Borderline Elementary

A collection of (scientific) thoughts

Data Carpentry Workshop at Iowa State University

It is always a great experience hosting and teaching data carpentry (and/or software carpentry) workshop at Iowa State University. Selfishly, this is because I am currently at Iowa State University, but also because we have many local instructors with great teach experiences and various teaching styles that I can learn from. Although it is a little bit delayed, I do want to summize some of the things we learned and maybe the experience could be useful for me as well as someone else in the future.

The worshop

The recent Data Carpentry workshop carried out at Iowa State University (August 11-12, 2016) was part of the training/orientation for P3 NSF fellows as well as current students in several inter-departmental program at Iowa State. Maryanne Moore has put lots of thoughts into the entire orientation program. Our audience ranged from fresh incoming graduate student (literally arrived a week beforehand) to existing graduate students experiencing the data monster. The workshop was led by Dr. Jin Choi and taught by Jin, Dr. Carolyn Lawrence-Dill, Renee Walton from Carolyn’s group, and myself. We were able to steal Julian Trachsel again for TA. It was a wonder team at the get-go!

The workshop was divided into Bash Shell session (the first day) and the R session (the second day). The course materials followed the 2015 Data Carpentry held at Iowa State University mostly (see here for last year’s materials). The changes include introduction to find and related exercises. For visualization part of the R, we shortened the introduction on ggplot2 and added a presentation on effective data visulation.

The feedback and thoughts

Overall, our audience loved it! They loved our enthusiasm and the materials. They also wanted more despite they had a 10 hour day on August 10th! Because of the broad background of our students, it was no surprise that we received many mixed feedbacks on the pace. We did notice that there were more polar opposite comments on the pace (i.e., some thought the pace was too slow, while some other thought it was too fast) for Shell session than R session, however. My hypothesis is that students have been exposed to R more due to course work (e.g., statistics) and research experience (e.g., figure making and literature searching), while Bash shell is frequently a background tool that were not mentioned. Because of the level of exposure, our audience is more adapted to the notation and jargon in R.

I also found it more challenging for the audience to truly appreciate the power of Bash shell in a day. I frequently think of Bash shell as a power tool that you can switch out parts (e.g., drill bits and screw drivers) for different purpose, while R is the ranch. This difference made the usage of R very apparent and purposeful at the same time, while to use Bash shell, one has to learn every single bits and know what project to do.

Because we had some extra time after the introduction of R, we introduced R function subset and merge and did a quick live coding to show how basic data rangling could be done in basic R. This was also later contrasted with the more complex functions in package dplyr. My thought was that it’s always good to introduce some functions come with R, because while they are extremely useful, the installation of high-end packages like dplyr could be tricky on some remote computers.

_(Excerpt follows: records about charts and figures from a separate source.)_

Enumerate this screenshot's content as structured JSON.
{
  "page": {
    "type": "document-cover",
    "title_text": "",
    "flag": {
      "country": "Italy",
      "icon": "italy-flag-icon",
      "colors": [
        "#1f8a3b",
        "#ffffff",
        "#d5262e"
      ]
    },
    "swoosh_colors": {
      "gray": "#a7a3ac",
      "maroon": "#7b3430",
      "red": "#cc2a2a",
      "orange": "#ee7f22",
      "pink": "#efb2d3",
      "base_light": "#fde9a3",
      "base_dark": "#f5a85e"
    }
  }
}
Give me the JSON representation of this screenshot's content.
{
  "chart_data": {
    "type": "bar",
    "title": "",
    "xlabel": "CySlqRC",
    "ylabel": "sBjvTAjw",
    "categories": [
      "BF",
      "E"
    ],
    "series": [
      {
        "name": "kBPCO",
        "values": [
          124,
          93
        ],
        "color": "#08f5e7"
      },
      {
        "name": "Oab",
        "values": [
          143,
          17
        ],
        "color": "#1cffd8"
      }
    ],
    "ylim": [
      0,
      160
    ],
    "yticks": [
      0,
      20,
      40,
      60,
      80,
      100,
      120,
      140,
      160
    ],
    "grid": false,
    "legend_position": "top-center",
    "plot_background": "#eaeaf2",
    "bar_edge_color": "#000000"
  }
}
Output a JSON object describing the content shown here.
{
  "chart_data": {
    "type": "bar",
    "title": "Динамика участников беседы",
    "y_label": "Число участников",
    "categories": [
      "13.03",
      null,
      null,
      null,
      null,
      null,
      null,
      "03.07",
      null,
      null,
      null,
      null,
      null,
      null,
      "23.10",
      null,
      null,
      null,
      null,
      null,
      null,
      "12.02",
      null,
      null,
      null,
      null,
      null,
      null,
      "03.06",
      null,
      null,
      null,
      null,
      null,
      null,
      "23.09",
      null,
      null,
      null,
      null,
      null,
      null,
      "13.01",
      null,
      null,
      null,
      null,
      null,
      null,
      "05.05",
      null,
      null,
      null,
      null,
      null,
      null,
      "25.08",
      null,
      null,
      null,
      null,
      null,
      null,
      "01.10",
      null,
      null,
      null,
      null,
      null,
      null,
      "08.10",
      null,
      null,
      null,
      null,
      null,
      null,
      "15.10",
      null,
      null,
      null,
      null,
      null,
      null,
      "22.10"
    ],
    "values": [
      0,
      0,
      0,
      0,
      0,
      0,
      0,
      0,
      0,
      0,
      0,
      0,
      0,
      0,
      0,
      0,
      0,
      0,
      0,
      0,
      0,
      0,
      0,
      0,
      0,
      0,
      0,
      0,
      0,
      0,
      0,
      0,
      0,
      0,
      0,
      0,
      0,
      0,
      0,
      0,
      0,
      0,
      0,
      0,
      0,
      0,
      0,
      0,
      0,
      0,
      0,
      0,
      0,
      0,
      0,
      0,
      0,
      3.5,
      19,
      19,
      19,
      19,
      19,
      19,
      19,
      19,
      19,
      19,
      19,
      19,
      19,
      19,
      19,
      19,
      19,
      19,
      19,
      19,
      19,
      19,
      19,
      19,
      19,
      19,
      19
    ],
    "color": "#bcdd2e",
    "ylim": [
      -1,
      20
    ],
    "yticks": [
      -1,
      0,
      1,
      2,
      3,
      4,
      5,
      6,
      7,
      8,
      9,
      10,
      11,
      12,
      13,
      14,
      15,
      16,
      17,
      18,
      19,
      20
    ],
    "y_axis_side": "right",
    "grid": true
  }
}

Like always, our audience truly enjoyed the power of ggplot2. However, because we cut the introduction short, the students thought it would be good to explain the ggplot layers more to overcome the steep learning curve. Due to time constraints, we also removed the capstone topic we introduced last year, where we would show the students how to use a shell script to automate R graphing using ggplot2 over 100 files. However, Jin and I still believe this exercise is a great wrap up and emphasis on the power of Bash shell.

As for the new material this year, Carolyn’s presentation on how to present data was a hit! Everyone, including myself, learned so much about how to let the data tell the story effectively. The important detail goes from color selection, line graph angles for effective comparison (banking to 45 degrees), and figure/table captions. We thought it was a great addition.


The whole workshop would not be so successful without the planning and help of Maryann Moore. We greatly appreciate the supports (and delicious lunches) from the College of Agricultural and life sciences. We also thank the Department of Agricultural and Biosystems Engineering for generously letting us use the conference room. Finally but not the least, we thank Dr. Tracy Teal and Maneesha Sane for all of the support and help!